When I was finishing my session in the State Hospital, Carstairs, last week, I asked what they’d like me to do on my next visit in February. The patients said they were doing an animation project, so we agreed we’d do poems inspired by film generally, and animation in particular. By coincidence, the following evening I was at the Neu Reekie event in the Scottish Boot Trust, organised by Kevin Williamson and Michael Pedersen, where the evening consisted of poetry, music and animated films. So that’s got me thinking about links between poetry and film.

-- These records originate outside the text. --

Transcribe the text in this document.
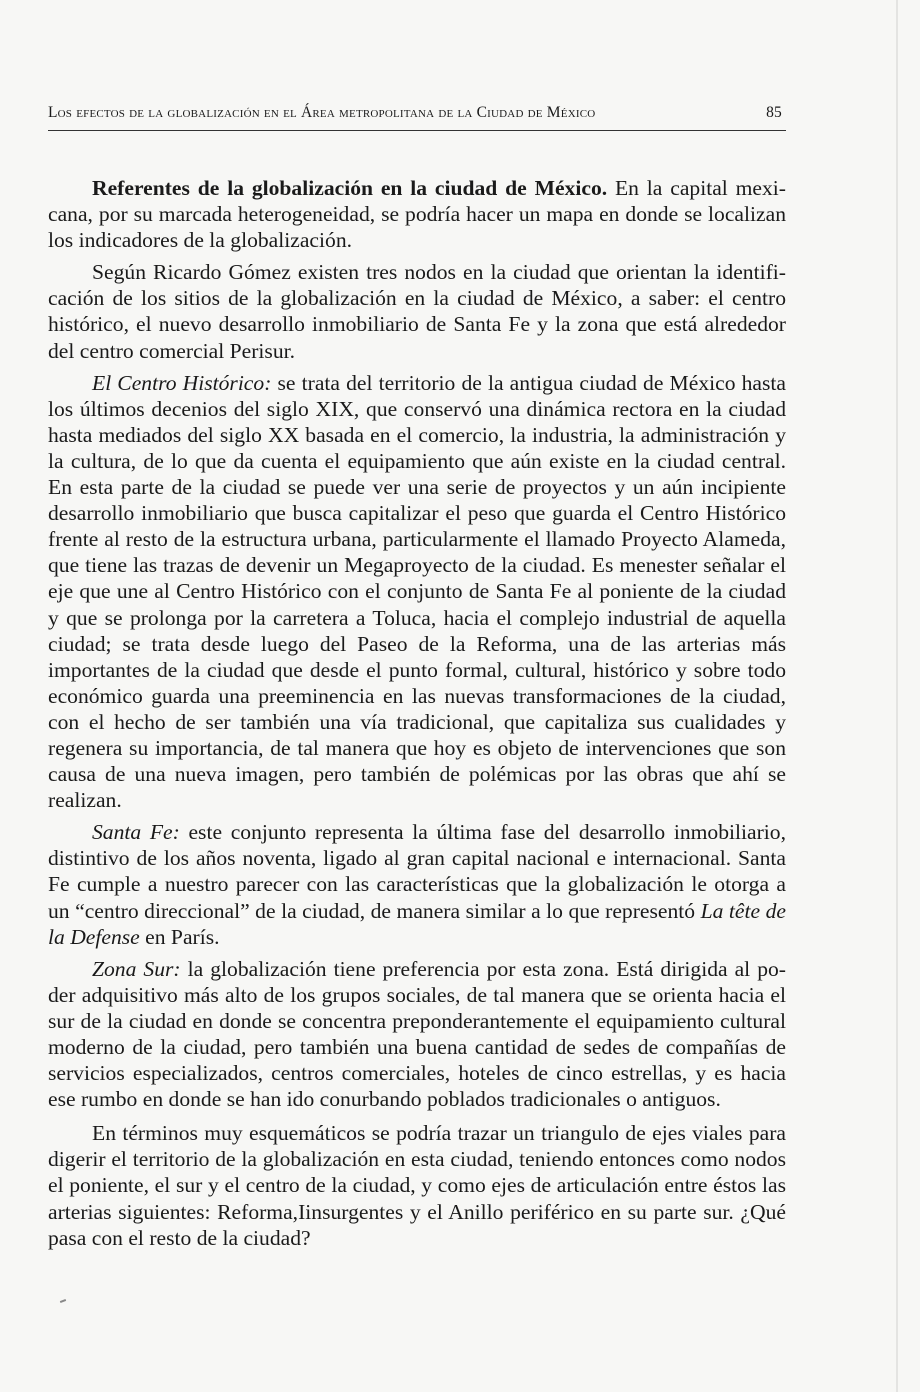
Los efectos de la globalización en el Área metropolitana de la Ciudad de México	85

Referentes de la globalización en la ciudad de México. En la capital mexicana, por su marcada heterogeneidad, se podría hacer un mapa en donde se localizan los indicadores de la globalización.

Según Ricardo Gómez existen tres nodos en la ciudad que orientan la identificación de los sitios de la globalización en la ciudad de México, a saber: el centro histórico, el nuevo desarrollo inmobiliario de Santa Fe y la zona que está alrededor del centro comercial Perisur.

El Centro Histórico: se trata del territorio de la antigua ciudad de México hasta los últimos decenios del siglo XIX, que conservó una dinámica rectora en la ciudad hasta mediados del siglo XX basada en el comercio, la industria, la administración y la cultura, de lo que da cuenta el equipamiento que aún existe en la ciudad central. En esta parte de la ciudad se puede ver una serie de proyectos y un aún incipiente desarrollo inmobiliario que busca capitalizar el peso que guarda el Centro Histórico frente al resto de la estructura urbana, particularmente el llamado Proyecto Alameda, que tiene las trazas de devenir un Megaproyecto de la ciudad. Es menester señalar el eje que une al Centro Histórico con el conjunto de Santa Fe al poniente de la ciudad y que se prolonga por la carretera a Toluca, hacia el complejo industrial de aquella ciudad; se trata desde luego del Paseo de la Reforma, una de las arterias más importantes de la ciudad que desde el punto formal, cultural, histórico y sobre todo económico guarda una preeminencia en las nuevas transformaciones de la ciudad, con el hecho de ser también una vía tradicional, que capitaliza sus cualidades y regenera su importancia, de tal manera que hoy es objeto de intervenciones que son causa de una nueva imagen, pero también de polémicas por las obras que ahí se realizan.

Santa Fe: este conjunto representa la última fase del desarrollo inmobiliario, distintivo de los años noventa, ligado al gran capital nacional e internacional. Santa Fe cumple a nuestro parecer con las características que la globalización le otorga a un “centro direccional” de la ciudad, de manera similar a lo que representó La tête de la Defense en París.

Zona Sur: la globalización tiene preferencia por esta zona. Está dirigida al poder adquisitivo más alto de los grupos sociales, de tal manera que se orienta hacia el sur de la ciudad en donde se concentra preponderantemente el equipamiento cultural moderno de la ciudad, pero también una buena cantidad de sedes de compañías de servicios especializados, centros comerciales, hoteles de cinco estrellas, y es hacia ese rumbo en donde se han ido conurbando poblados tradicionales o antiguos.

En términos muy esquemáticos se podría trazar un triangulo de ejes viales para digerir el territorio de la globalización en esta ciudad, teniendo entonces como nodos el poniente, el sur y el centro de la ciudad, y como ejes de articulación entre éstos las arterias siguientes: Reforma,Iinsurgentes y el Anillo periférico en su parte sur. ¿Qué pasa con el resto de la ciudad?
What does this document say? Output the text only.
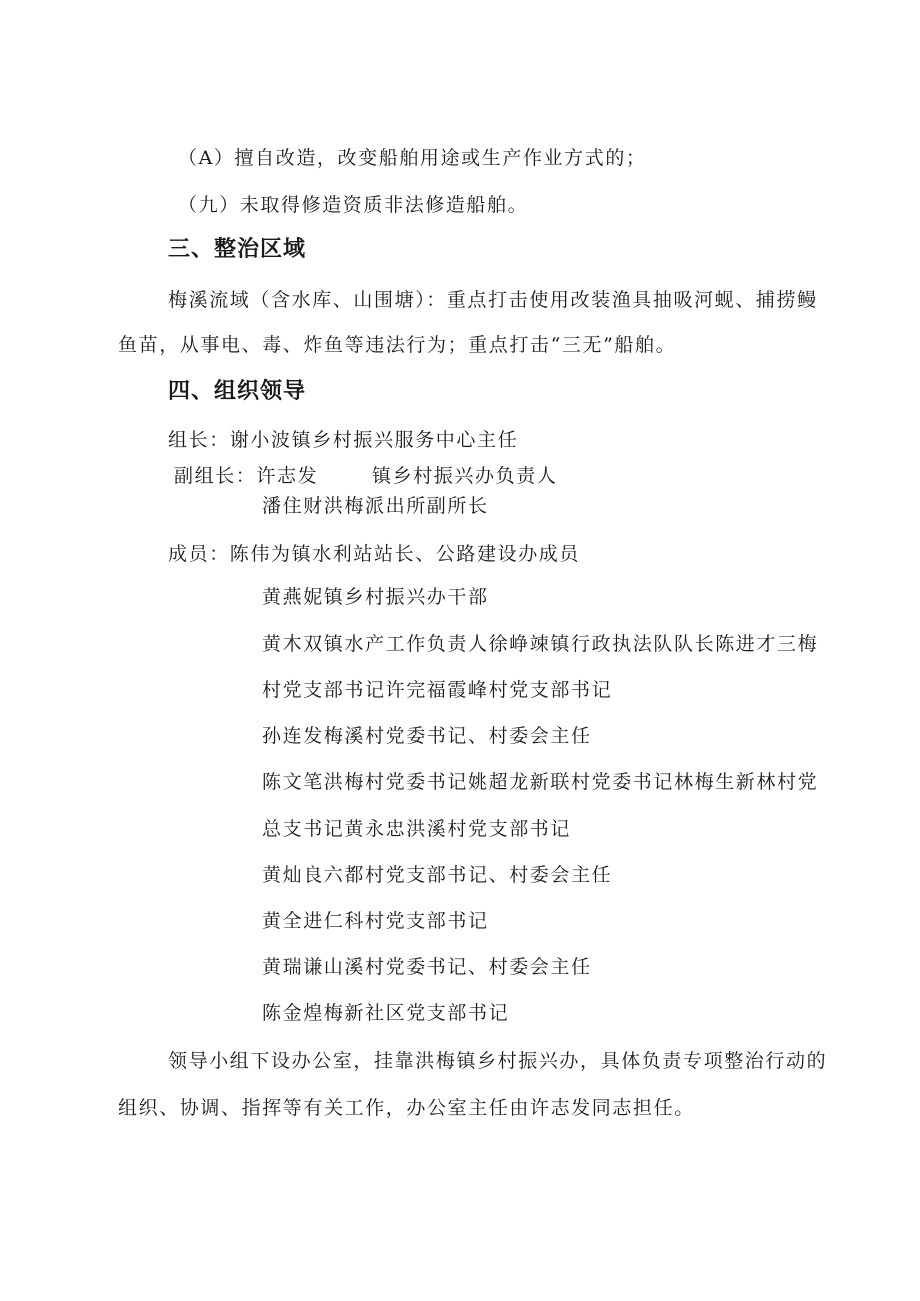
（A）擅自改造，改变船舶用途或生产作业方式的；
（九）未取得修造资质非法修造船舶。
三、整治区域
梅溪流域（含水库、山围塘）：重点打击使用改装渔具抽吸河蚬、捕捞鳗
鱼苗，从事电、毒、炸鱼等违法行为；重点打击“三无”船舶。
四、组织领导
组长：谢小波镇乡村振兴服务中心主任
副组长：许志发	镇乡村振兴办负责人
潘住财洪梅派出所副所长
成员：陈伟为镇水利站站长、公路建设办成员
黄燕妮镇乡村振兴办干部
黄木双镇水产工作负责人徐峥竦镇行政执法队队长陈进才三梅
村党支部书记许完福霞峰村党支部书记
孙连发梅溪村党委书记、村委会主任
陈文笔洪梅村党委书记姚超龙新联村党委书记林梅生新林村党
总支书记黄永忠洪溪村党支部书记
黄灿良六都村党支部书记、村委会主任
黄全进仁科村党支部书记
黄瑞谦山溪村党委书记、村委会主任
陈金煌梅新社区党支部书记
领导小组下设办公室，挂靠洪梅镇乡村振兴办，具体负责专项整治行动的
组织、协调、指挥等有关工作，办公室主任由许志发同志担任。
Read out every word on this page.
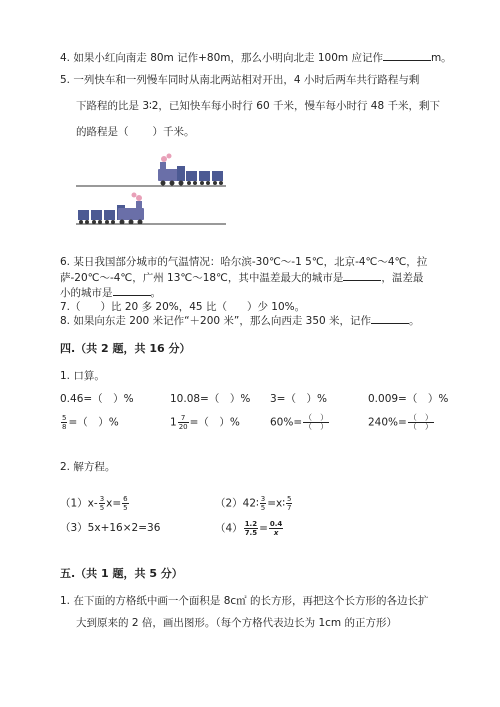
4. 如果小红向南走 80m 记作+80m，那么小明向北走 100m 应记作	m。
5. 一列快车和一列慢车同时从南北两站相对开出，4 小时后两车共行路程与剩
下路程的比是 3∶2，已知快车每小时行 60 千米，慢车每小时行 48 千米，剩下
的路程是（ ）千米。
6. 某日我国部分城市的气温情况：哈尔滨-30℃～-1 5℃，北京-4℃～4℃，拉
萨-20℃～-4℃，广州 13℃～18℃，其中温差最大的城市是	，温差最
小的城市是	。
7.（ ）比 20 多 20%，45 比（ ）少 10%。
8. 如果向东走 200 米记作“＋200 米”，那么向西走 350 米，记作	。
四.（共 2 题，共 16 分）
1. 口算。
0.46=（　）%	10.08=（　）% 3=（　）%	0.009=（　）%
$\frac{5}{8}$ =（　）%	$1 \frac{7}{20}$ =（　）%	$60\%= \frac{( )}{( )}$	$240\%= \frac{( )}{( )}$
2. 解方程。
$(1)x- \frac{3}{5} x= \frac{6}{5}$	（2）42∶ $\frac{3}{5}$ =x∶ $\frac{5}{7}$
（3）5x+16×2=36	$(4) \frac{1.2}{7.5} = \frac{0.4}{x}$
五.（共 1 题，共 5 分）
1. 在下面的方格纸中画一个面积是 8c㎡ 的长方形，再把这个长方形的各边长扩
大到原来的 2 倍，画出图形。（每个方格代表边长为 1cm 的正方形）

I’ve enjoyed the poemfilms made by Alastair Cook, where he creates a unity between moving visual images and the sound of poets reading their work. He has made several poemfilms with poets I admire, such as Morgan Downie and Andrew Philip, and I was delighted recently when Alastair asked me to record a poem to feature in a future film. StAnza, a couple of years ago, had Films and Poetry as one of its themes, and I was surprised by the range and diversity of films featuring poetry. Music and film are natural companions; I remember seeing the film Jazz On a Summer’s Day back in 1959, and being knocked out by the way the images of ripples in the harbour beautifully matched Jimmy Giuffre’s tune, The Train and the River. I think it’s more difficult – perhaps because more rare – to match poetry and film. And yet there are some very good films which feature poetry. But are there examples of the other way round – poems about film? I’m sure there must be, so I’m going to trawl through my poetry collection to find examples before I go back to Carstairs next month.
I took with me this time a book of poetry, The Blasting of Billy P, by (Eric) Rayne McKinnon. Eric had been a patient in Carstairs for around 14 years, from the 1980s, and the title poem describes life there at that time. I wanted to compare conditions then with conditions now, and to look forward to the changes the patients will encounter later this year, when they move into new accommodation. I was very moved to discover that two of the patients and one of the staff in the Book Group remembered Eric. One had been his room-mate, and he remembers him constantly writing poetry. He became very animated, describing Eric and his life in hospital, and he in turn was moved to discover the respect in which Rayne McKinnon is still held as a poet, and the extent to which he has been anthologised and published. McKinnon died in 2002, having lived successfully ‘in the community’ in Edinburgh for several years. We were able to agree that his story is a triumph of the human spirit. It was a very emotional and uplifting session.